A Vietnamese national who stowed away on an oil tanker, lashing himself above the ship's rudder, was granted refugee status in the United States Tuesday after being rejected at several other ports.
Tuan Van Nguyen, 23, a welder who lived in the Thu-duc district of Ho Chi Minh City, formerly Saigon, smiled shyly as he stepped onto U.S. soil at a Mobil terminal in Narragansett Bay."He says he knew when he left Vietnam that it would be very dangerous," an interpreter said. "But he knew it would be more dangerous if he stayed."
The Immigration and Naturalization Service granted Tuan asylum Tuesday, a day after the State Department - for reasons that were not specified - recommended against it, officials said. Tuan will be eligible to apply for permanent residency in one year.

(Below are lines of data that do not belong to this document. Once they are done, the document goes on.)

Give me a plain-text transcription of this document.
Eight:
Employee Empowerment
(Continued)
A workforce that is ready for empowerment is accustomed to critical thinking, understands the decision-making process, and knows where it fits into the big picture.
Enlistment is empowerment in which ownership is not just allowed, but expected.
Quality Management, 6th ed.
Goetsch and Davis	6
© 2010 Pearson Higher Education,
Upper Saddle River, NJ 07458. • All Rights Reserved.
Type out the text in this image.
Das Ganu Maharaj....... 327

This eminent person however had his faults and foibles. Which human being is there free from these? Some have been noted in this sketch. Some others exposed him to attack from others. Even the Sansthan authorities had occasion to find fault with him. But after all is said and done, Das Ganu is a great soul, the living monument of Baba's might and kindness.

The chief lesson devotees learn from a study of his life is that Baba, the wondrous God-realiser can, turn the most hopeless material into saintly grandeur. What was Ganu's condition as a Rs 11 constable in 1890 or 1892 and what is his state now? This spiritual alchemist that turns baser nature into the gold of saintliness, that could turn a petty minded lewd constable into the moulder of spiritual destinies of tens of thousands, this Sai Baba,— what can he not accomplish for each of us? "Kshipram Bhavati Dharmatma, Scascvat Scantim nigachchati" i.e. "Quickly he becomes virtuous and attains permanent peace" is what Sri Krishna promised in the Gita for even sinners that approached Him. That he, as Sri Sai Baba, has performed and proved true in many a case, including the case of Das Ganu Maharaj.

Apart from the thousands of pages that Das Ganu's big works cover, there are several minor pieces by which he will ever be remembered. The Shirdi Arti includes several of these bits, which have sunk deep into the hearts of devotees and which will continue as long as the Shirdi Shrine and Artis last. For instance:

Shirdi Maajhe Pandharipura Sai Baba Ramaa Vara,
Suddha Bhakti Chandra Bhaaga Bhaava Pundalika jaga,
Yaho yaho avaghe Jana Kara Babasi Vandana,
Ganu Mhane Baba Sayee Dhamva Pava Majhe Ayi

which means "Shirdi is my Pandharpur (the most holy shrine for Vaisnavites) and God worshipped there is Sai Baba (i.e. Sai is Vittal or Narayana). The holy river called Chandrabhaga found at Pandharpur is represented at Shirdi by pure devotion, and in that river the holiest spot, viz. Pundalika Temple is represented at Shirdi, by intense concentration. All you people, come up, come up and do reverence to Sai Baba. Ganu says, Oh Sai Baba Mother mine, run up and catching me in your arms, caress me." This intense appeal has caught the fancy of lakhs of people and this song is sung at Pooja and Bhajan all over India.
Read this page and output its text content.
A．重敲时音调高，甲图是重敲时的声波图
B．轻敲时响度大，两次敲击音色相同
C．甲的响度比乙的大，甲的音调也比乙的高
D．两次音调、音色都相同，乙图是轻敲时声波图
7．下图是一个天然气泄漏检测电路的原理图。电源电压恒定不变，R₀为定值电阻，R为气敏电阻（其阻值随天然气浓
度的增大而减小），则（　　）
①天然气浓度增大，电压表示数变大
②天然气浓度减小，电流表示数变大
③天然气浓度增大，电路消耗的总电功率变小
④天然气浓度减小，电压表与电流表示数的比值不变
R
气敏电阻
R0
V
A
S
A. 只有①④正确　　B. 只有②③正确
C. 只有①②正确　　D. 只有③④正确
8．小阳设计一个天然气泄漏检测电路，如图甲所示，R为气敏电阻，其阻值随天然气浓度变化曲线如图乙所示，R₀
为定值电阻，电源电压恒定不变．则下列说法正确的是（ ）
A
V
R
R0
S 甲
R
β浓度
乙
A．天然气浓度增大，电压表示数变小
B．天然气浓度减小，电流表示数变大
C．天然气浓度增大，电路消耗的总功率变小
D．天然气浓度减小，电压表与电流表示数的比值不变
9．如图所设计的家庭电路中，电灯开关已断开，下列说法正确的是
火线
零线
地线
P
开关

Tuan stowed away on the Cypriot-registered oil tanker Success. Armed with a pack of cigarettes, a lighter, dried food and a plastic jug of water, he hid in a hollow where the tanker's rudder is attached to the hull, avoiding detection during three searches by the 23-member Polish crew. He made a plywood seat and lashed himself to the housing just above the ship's propeller.
The tanker left Ho Chi Minh City on Aug. 28, and two days later, a crew member spotted Tuan when Capt. Jerzy Kolasinski ordered a lifeboat drill 18 miles outside Singapore.
"If I filled the ballast he would be dead," Kolasinski said. "If I didn't stop in Singapore he would be dead.
"I am not happy with any stowaway on board, but . . . this kind of man, who would make this decision, is a man I can only respect," he said.
The captain said he tried to obtain asylum for Tuan in Singapore, Bahrain, the United Arab Emirates and Saudi Arabia but failed each time.